I think the introduction of this motion from the Australian Greens is a classic example of hoisting yourself on your own petard, because it's the Australian Greens coming into this chamber criticising other political parties for not doing adequate costings. This is a party that regularly proposes policies which are uncosted—which have no basis in what they would cost—and it is now claiming that we are doing the same and criticising us for doing the same.
Some might not remember, but it wasn't that long ago that former Treasury secretary Mr Ken Henry made the very apt claim that there wasn't a computer large enough to cost the Greens' policies. They were that radical and that out there that there was not the processing power available in the world, according to Mr Ken Henry, to cost the Australian Greens' policies. There have been advancements in microchips and processes since then. Perhaps we've got to the level where we can run an economic model to cost the Greens' policies, but I'm a bit sceptical. No evidence has been presented by the Australian Greens in this debate that that is possible just yet.
The costs of our climate change policies were modelled. We did produce economic modelling last year about the cost of meeting a 26 to 28 per cent target. In fact, we actually produced modelling back before the Paris Agreement was signed. I think I remember Mr Greg Hunt commissioning modelling from Warwick McKibbin's economic modelling outfit, which outlined the costs of the commitments we were taking to the Paris negotiations at that time. We updated those last year ahead of the election. We were upfront with the Australian people that there would be a cost associated with reducing our carbon emissions to our commitment of a 26 to 28 per cent reduction by 2030. We've been upfront about that. There is a cost.
The people that are not being upfront in this debate are those that are trying to claim that there would be no cost to the Australian economy by reducing carbon emissions. That is a fairytale that the Australian people understand well. The Australian people have a very good radar for when they're being sold a pup—especially a pup by politicians who have a tendency to gild the lily on their own policies.
The idea that's been presented by the Australian Labor Party over the last week, that somehow we could get to net zero emissions in just 30 years time—and that there won't be a coalminer lose their job, there won't be increased costs on the Australian people and there won't be a hit to our productivity, our economic growth and our wealth—is an absolute fantasy, and the Australian people know it. There's the absurdity of the leader of the Labor Party in this place, Senator Wong, saying the other week that it doesn't matter what the costs are, because the costs of inaction are 20 times higher. There was no basis for it being 20 times higher, there were no calculations and there was no proper analysis. It was a figure literally pulled out of her backside.
Fortunately for us, there has been some attempt to cost these types of policies around the world. New Zealand have adopted a net zero emissions target, and, while I don't support this policy, I at least give the New Zealand government credit for actually commissioning economic modelling into that target. That economic modelling makes pretty sobering reading. Their own modelling, commissioned by the New Zealand government, showed that a net zero emissions target in New Zealand would have halved the dairy sector, would have reduced their GDP by 21 per cent and would have put wages down by up to 28 per cent. This is hundreds of billions of dollars of cost applied to the Australian economy, and our economy, of course, is more carbon intense than that in New Zealand. Because of those costs in New Zealand, the New Zealand government ultimately exempted agriculture from their net zero target. Agriculture produces 48 per cent of New Zealand's emissions and they have just completely exempted it, because of those costs.

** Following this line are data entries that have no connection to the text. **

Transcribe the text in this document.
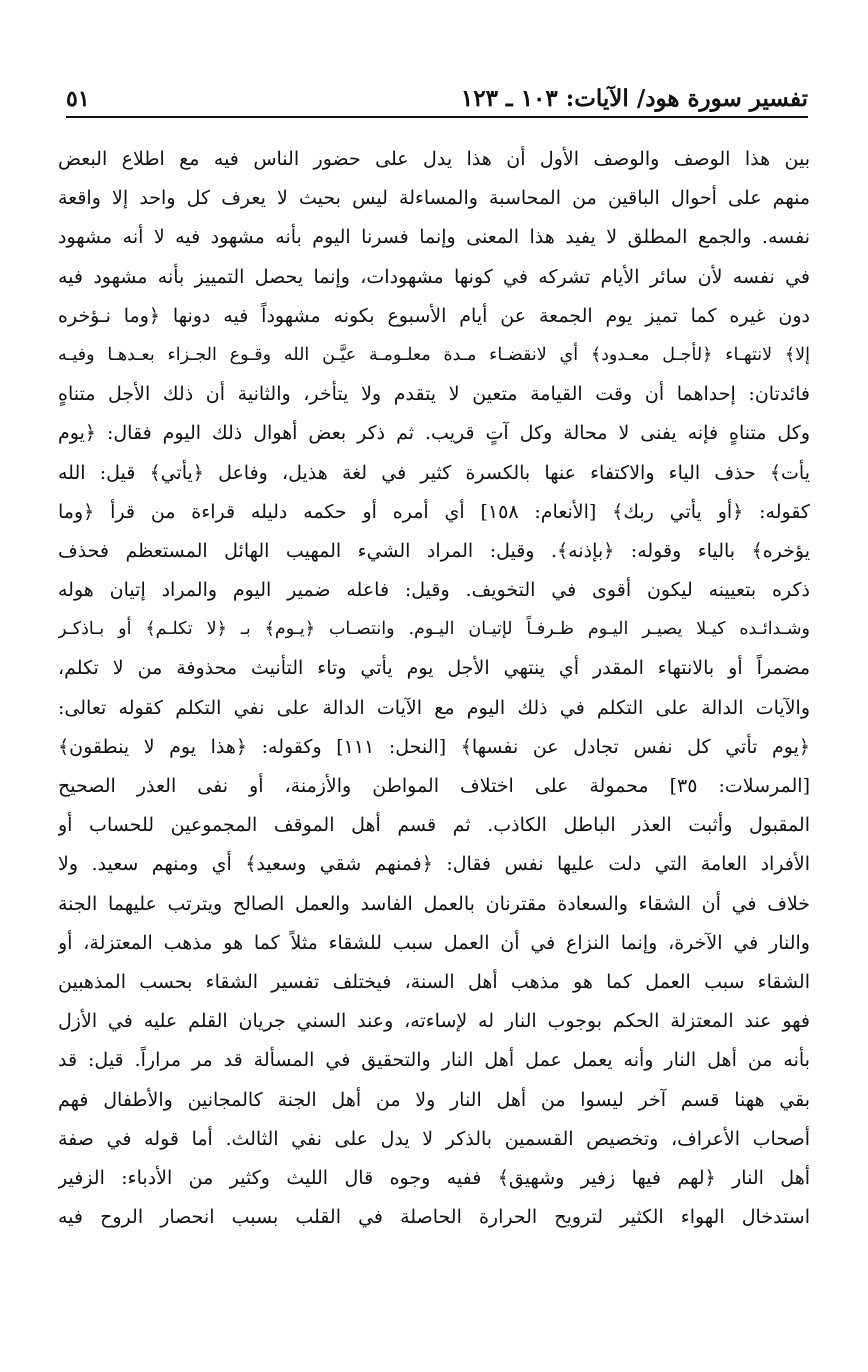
تفسير سورة هود/ الآيات: ١٠٣ ـ ١٢٣
٥١
بين هذا الوصف والوصف الأول أن هذا يدل على حضور الناس فيه مع اطلاع البعض
منهم على أحوال الباقين من المحاسبة والمساءلة ليس بحيث لا يعرف كل واحد إلا واقعة
نفسه. والجمع المطلق لا يفيد هذا المعنى وإنما فسرنا اليوم بأنه مشهود فيه لا أنه مشهود
في نفسه لأن سائر الأيام تشركه في كونها مشهودات، وإنما يحصل التمييز بأنه مشهود فيه
دون غيره كما تميز يوم الجمعة عن أيام الأسبوع بكونه مشهوداً فيه دونها ﴿وما نـؤخره
إلا﴾ لانتهـاء ﴿لأجـل معـدود﴾ أي لانقضـاء مـدة معلـومـة عيَّـن الله وقـوع الجـزاء بعـدهـا وفيـه
فائدتان: إحداهما أن وقت القيامة متعين لا يتقدم ولا يتأخر، والثانية أن ذلك الأجل متناهٍ
وكل متناهٍ فإنه يفنى لا محالة وكل آتٍ قريب. ثم ذكر بعض أهوال ذلك اليوم فقال: ﴿يوم
يأت﴾ حذف الياء والاكتفاء عنها بالكسرة كثير في لغة هذيل، وفاعل ﴿يأتي﴾ قيل: الله
كقوله: ﴿أو يأتي ربك﴾ [الأنعام: ١٥٨] أي أمره أو حكمه دليله قراءة من قرأ ﴿وما
يؤخره﴾ بالياء وقوله: ﴿بإذنه﴾. وقيل: المراد الشيء المهيب الهائل المستعظم فحذف
ذكره بتعيينه ليكون أقوى في التخويف. وقيل: فاعله ضمير اليوم والمراد إتيان هوله
وشـدائـده كيـلا يصيـر اليـوم ظـرفـاً لإتيـان اليـوم. وانتصـاب ﴿يـوم﴾ بـ ﴿لا تكلـم﴾ أو بـاذكـر
مضمراً أو بالانتهاء المقدر أي ينتهي الأجل يوم يأتي وتاء التأنيث محذوفة من لا تكلم،
والآيات الدالة على التكلم في ذلك اليوم مع الآيات الدالة على نفي التكلم كقوله تعالى:
﴿يوم تأتي كل نفس تجادل عن نفسها﴾ [النحل: ١١١] وكقوله: ﴿هذا يوم لا ينطقون﴾
[المرسلات: ٣٥] محمولة على اختلاف المواطن والأزمنة، أو نفى العذر الصحيح
المقبول وأثبت العذر الباطل الكاذب. ثم قسم أهل الموقف المجموعين للحساب أو
الأفراد العامة التي دلت عليها نفس فقال: ﴿فمنهم شقي وسعيد﴾ أي ومنهم سعيد. ولا
خلاف في أن الشقاء والسعادة مقترنان بالعمل الفاسد والعمل الصالح ويترتب عليهما الجنة
والنار في الآخرة، وإنما النزاع في أن العمل سبب للشقاء مثلاً كما هو مذهب المعتزلة، أو
الشقاء سبب العمل كما هو مذهب أهل السنة، فيختلف تفسير الشقاء بحسب المذهبين
فهو عند المعتزلة الحكم بوجوب النار له لإساءته، وعند السني جريان القلم عليه في الأزل
بأنه من أهل النار وأنه يعمل عمل أهل النار والتحقيق في المسألة قد مر مراراً. قيل: قد
بقي ههنا قسم آخر ليسوا من أهل النار ولا من أهل الجنة كالمجانين والأطفال فهم
أصحاب الأعراف، وتخصيص القسمين بالذكر لا يدل على نفي الثالث. أما قوله في صفة
أهل النار ﴿لهم فيها زفير وشهيق﴾ ففيه وجوه قال الليث وكثير من الأدباء: الزفير
استدخال الهواء الكثير لترويح الحرارة الحاصلة في القلب بسبب انحصار الروح فيه
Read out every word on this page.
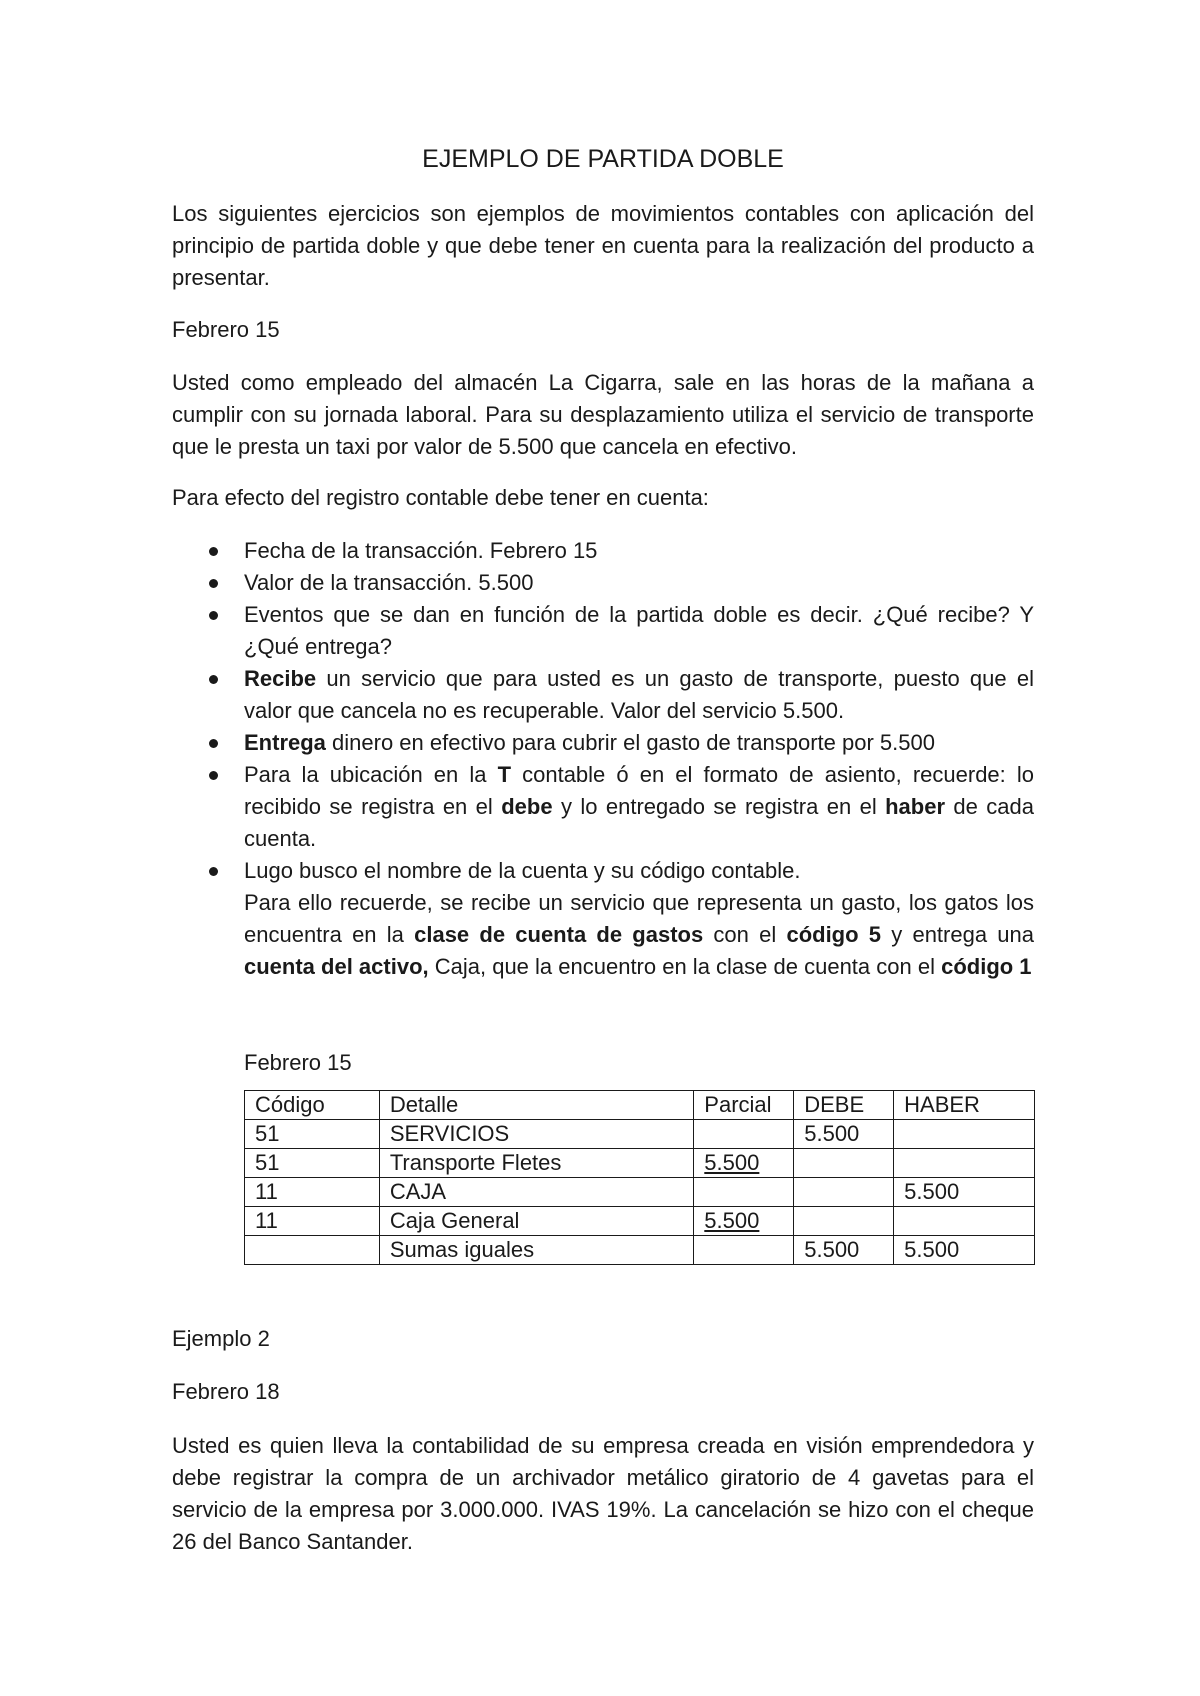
EJEMPLO DE PARTIDA DOBLE

Los siguientes ejercicios son ejemplos de movimientos contables con aplicación del principio de partida doble y que debe tener en cuenta para la realización del producto a presentar.

Febrero 15

Usted como empleado del almacén La Cigarra, sale en las horas de la mañana a cumplir con su jornada laboral. Para su desplazamiento utiliza el servicio de transporte que le presta un taxi por valor de 5.500 que cancela en efectivo.

Para efecto del registro contable debe tener en cuenta:

Fecha de la transacción. Febrero 15
Valor de la transacción. 5.500
Eventos que se dan en función de la partida doble es decir. ¿Qué recibe? Y ¿Qué entrega?
Recibe un servicio que para usted es un gasto de transporte, puesto que el valor que cancela no es recuperable. Valor del servicio 5.500.
Entrega dinero en efectivo para cubrir el gasto de transporte por 5.500
Para la ubicación en la T contable ó en el formato de asiento, recuerde: lo recibido se registra en el debe y lo entregado se registra en el haber de cada cuenta.
Lugo busco el nombre de la cuenta y su código contable.
Para ello recuerde, se recibe un servicio que representa un gasto, los gatos los encuentra en la clase de cuenta de gastos con el código 5 y entrega una cuenta del activo, Caja, que la encuentro en la clase de cuenta con el código 1

Febrero 15

Código	Detalle	Parcial	DEBE	HABER
51	SERVICIOS		5.500	
51	Transporte Fletes	5.500		
11	CAJA			5.500
11	Caja General	5.500		
	Sumas iguales		5.500	5.500

Ejemplo 2

Febrero 18

Usted es quien lleva la contabilidad de su empresa creada en visión emprendedora y debe registrar la compra de un archivador metálico giratorio de 4 gavetas para el servicio de la empresa por 3.000.000. IVAS 19%. La cancelación se hizo con el cheque 26 del Banco Santander.
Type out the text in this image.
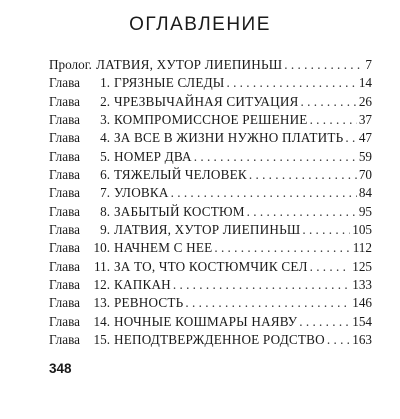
ОГЛАВЛЕНИЕ
Пролог. ЛАТВИЯ, ХУТОР ЛИЕПИНЬШ . . .	7
Глава	1. ГРЯЗНЫЕ СЛЕДЫ . . .	14
Глава	2. ЧРЕЗВЫЧАЙНАЯ СИТУАЦИЯ . . .	26
Глава	3. КОМПРОМИССНОЕ РЕШЕНИЕ . . .	37
Глава	4. ЗА ВСЕ В ЖИЗНИ НУЖНО ПЛАТИТЬ . . . 47
Глава	5. НОМЕР ДВА . . .	59
Глава	6. ТЯЖЕЛЫЙ ЧЕЛОВЕК . . .	70
Глава	7. УЛОВКА . . .	84
Глава	8. ЗАБЫТЫЙ КОСТЮМ . . .	95
Глава	9. ЛАТВИЯ, ХУТОР ЛИЕПИНЬШ . . .	105
Глава	10. НАЧНЕМ С НЕЕ . . .	112
Глава	11. ЗА ТО, ЧТО КОСТЮМЧИК СЕЛ . . .	125
Глава	12. КАПКАН . . .	133
Глава	13. РЕВНОСТЬ . . .	146
Глава	14. НОЧНЫЕ КОШМАРЫ НАЯВУ . . .	154
Глава	15. НЕПОДТВЕРЖДЕННОЕ РОДСТВО . . . 163
348
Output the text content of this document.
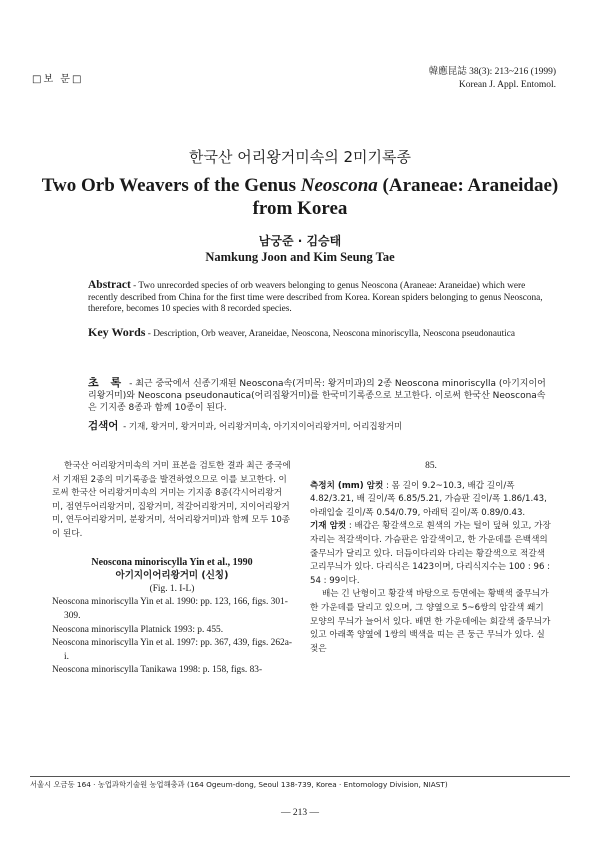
□보 문□
韓應昆誌 38(3): 213~216 (1999)
Korean J. Appl. Entomol.
한국산 어리왕거미속의 2미기록종
Two Orb Weavers of the Genus Neoscona (Araneae: Araneidae) from Korea
남궁준 · 김승태
Namkung Joon and Kim Seung Tae
Abstract - Two unrecorded species of orb weavers belonging to genus Neoscona (Araneae: Araneidae) which were recently described from China for the first time were described from Korea. Korean spiders belonging to genus Neoscona, therefore, becomes 10 species with 8 recorded species.
Key Words - Description, Orb weaver, Araneidae, Neoscona, Neoscona minoriscylla, Neoscona pseudonautica
초 록 - 최근 중국에서 신종기재된 Neoscona속(거미목: 왕거미과)의 2종 Neoscona minoriscylla (아기지이어리왕거미)와 Neoscona pseudonautica(어리집왕거미)를 한국미기록종으로 보고한다. 이로써 한국산 Neoscona속은 기지종 8종과 함께 10종이 된다.
검색어 - 기재, 왕거미, 왕거미과, 어리왕거미속, 아기지이어리왕거미, 어리집왕거미

한국산 어리왕거미속의 거미 표본을 검토한 결과 최근 중국에서 기재된 2종의 미기록종을 발견하였으므로 이를 보고한다. 이로써 한국산 어리왕거미속의 거미는 기지종 8종(각시어리왕거미, 점연두어리왕거미, 집왕거미, 적갈어리왕거미, 지이어리왕거미, 연두어리왕거미, 분왕거미, 석어리왕거미)과 함께 모두 10종이 된다.

Neoscona minoriscylla Yin et al., 1990

아기지이어리왕거미 (신칭)

(Fig. 1. I-L)

Neoscona minoriscylla Yin et al. 1990: pp. 123, 166, figs. 301-309.

Neoscona minoriscylla Platnick 1993: p. 455.

Neoscona minoriscylla Yin et al. 1997: pp. 367, 439, figs. 262a-i.

Neoscona minoriscylla Tanikawa 1998: p. 158, figs. 83-

85.

측정치 (mm) 암컷 : 몸 길이 9.2~10.3, 배갑 길이/폭 4.82/3.21, 배 길이/폭 6.85/5.21, 가슴판 길이/폭 1.86/1.43, 아래입술 길이/폭 0.54/0.79, 아래턱 길이/폭 0.89/0.43.

기재 암컷 : 배갑은 황갈색으로 흰색의 가는 털이 덮혀 있고, 가장자리는 적갈색이다. 가슴판은 암갈색이고, 한 가운데를 은백색의 줄무늬가 달리고 있다. 더듬이다리와 다리는 황갈색으로 적갈색 고리무늬가 있다. 다리식은 1423이며, 다리식지수는 100 : 96 : 54 : 99이다.

배는 긴 난형이고 황갈색 바탕으로 등면에는 황백색 줄무늬가 한 가운데를 달리고 있으며, 그 양옆으로 5~6쌍의 암갈색 쐐기 모양의 무늬가 늘어서 있다. 배면 한 가운데에는 회갈색 줄무늬가 있고 아래쪽 양옆에 1쌍의 백색을 띠는 큰 둥근 무늬가 있다. 실젖은

서울시 오금동 164 · 농업과학기술원 농업해충과 (164 Ogeum-dong, Seoul 138-739, Korea · Entomology Division, NIAST)
— 213 —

Meanwhile, the Australian Labor Party, with no costings and no analysis, has left open the question that agriculture would be included, that our nation's farmers would be in the gun from a policy that even the New Zealand government has not adopted. The Australian Labor Party, without any analysis or any numbers, is seeking to put a massive new tax and constraint on agricultural development in this country.
I'll finish on this point: the Australian Labor Party is running around quoting the recent CSIRO report that says we can achieve zero emissions. They obviously haven't read the 400-plus page technical report to that, because it says that agricultural production would be in substantial decline under a net zero emissions policy. That is the policy the Australian Labor Party has signed up to—to a decline in agricultural production, to hit our farmers and to make sure our economy is weaker in the future.